Aprés la deffaite de Bajazet, Tamerlan vint à Prusa où il trouva les thresors que cet Empereur y avoit amassez, et dont il avoit dépoüillé les Princes voisins. On y mesuroit, à ce que dit Ducas, les Pierres precieuses et les Perles par boisseaux. Mais quand Tamerlan fut descendu du côté de Babylone, le Sultan Mahomet, fils de Bajazet qui regna dans la suite sous le nom de Mahomet I, prit possession de Pruse, quoiqu’il eût établi le siege de ses États à Tocat. Isa-beg, un de ses freres, se presenta devant la ville, mais les habitans l’abandonnérent pour se retirer dans le Château, et s’y deffendrient avec tant de fermeté, qu’Isa-beg ne pouvant l’emporter, fit brûler et razer la ville. Elle fut rétablie quelque temps aprés par Mahomet qui battit les troupes de son frere. Il semble que cette Place étoit destinée à servir de joüet aux Othomans. Solyman qui étoit un autre fils de Bajazet, se saisit du Château de Pruse par une fausse lettre qu’il fit donner au Gouverneur, de la part de son frere Sultan Mahomet, par laquelle il lui ordonnoit de remettre ce Château à Solyman ; mais Mahomet le recouvra par le moyen du même Gouverneur, qui par un remords de conscience de s’être laissé tromper, la fit passer entre les mains de son premier maître, dans le temps que Solyman fut obligé de passer en Europe pour aller deffendre ses États qu’un autre de ses freres avoit envahis ; et par un malheur bien extraordinaire cette Place qui ne s’attendoit pas à changer de maître, se vit encore exposée aux insultes de Caraman, Sultan d’Iconium, qui la prit et la pilla en 1413. Il fit déterrer les os de Bajazet et les fit brûler, pour se vanger de ce que cet Empereur avoit fait couper la tête à son pere. Leunclaw ajoûte, que Caraman fit brûler Pruse en 1415.

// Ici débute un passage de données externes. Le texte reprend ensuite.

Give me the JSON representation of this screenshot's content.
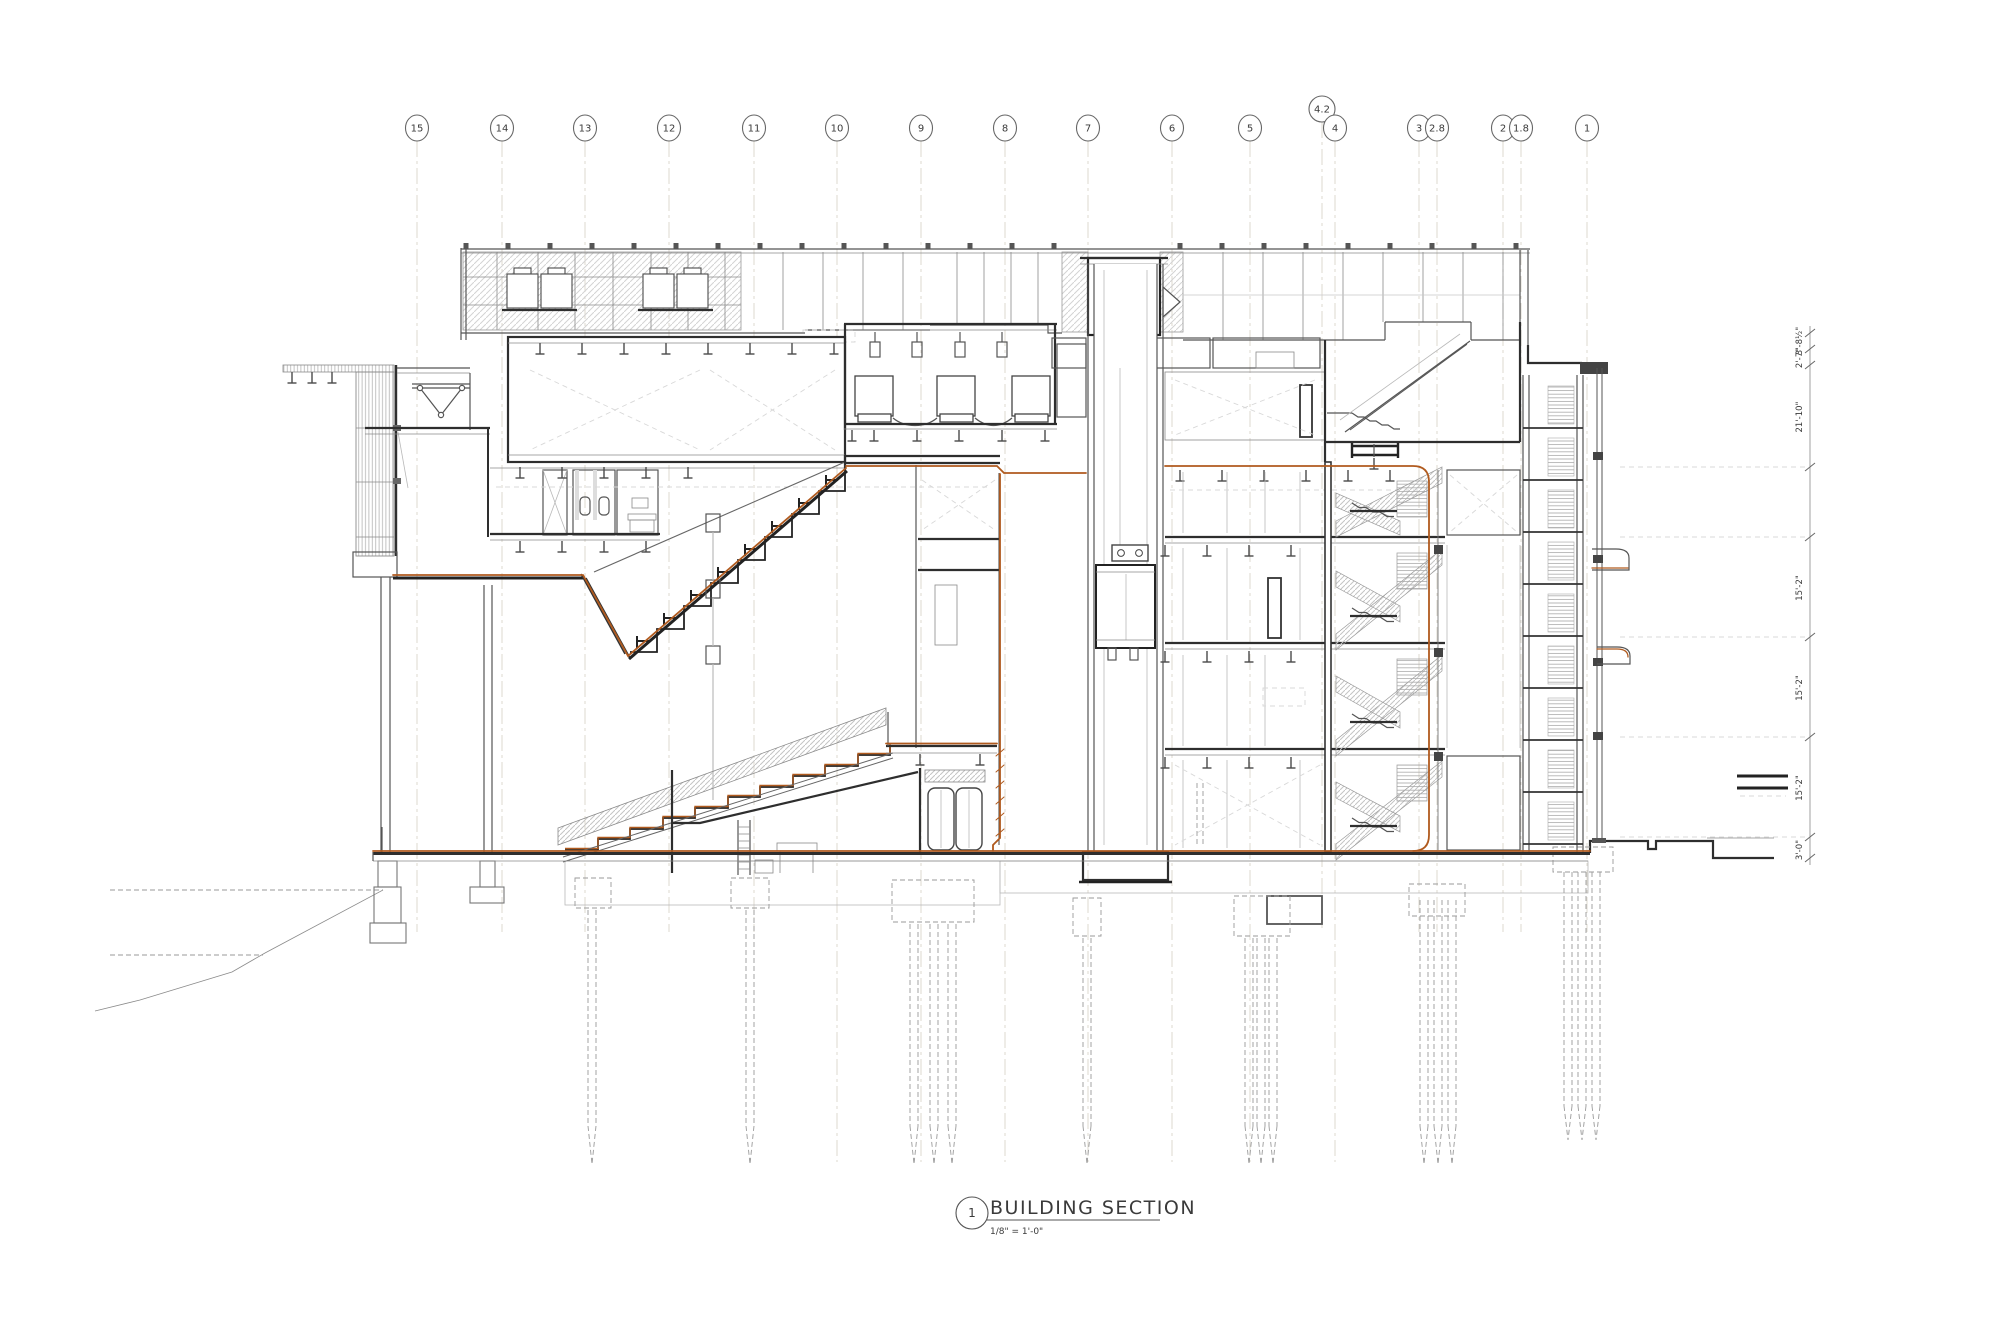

Aprés la mort de Mahomet I, son fils Mourat ou Amurat II qui se tenoit à Amasia, vint à Pruse pour se faire déclarer Empereur. On lit dans les Annales des Sultans, qu’il y eût un si grand incendie à Pruse en 1490, que les 25 Regions en furent consumées ; et c’est par là que nous apprîmes que la ville étoit divisée en plusieurs Regions. Zizime cet illustre Prince Othoman, fils de Mahomet II, disputant l’Empire à son frere Bajazet, saisit la ville de Pruse pour s’asseûrer de l’Anatolie ; mais ayant eté battu deux fois par Acomathe Géneral de Bajazet, il fut obligé de se retirer chez le Grand Maître de Rhodes. C’est ce même Zizime qui vint en Italie chez le Pape Innocent IV et qui mourut à Terracine, en accompagnant le Roy Charles VIII dans son voyage de Naples.

J’ay l’honneur d’être avec un profond respect, etc.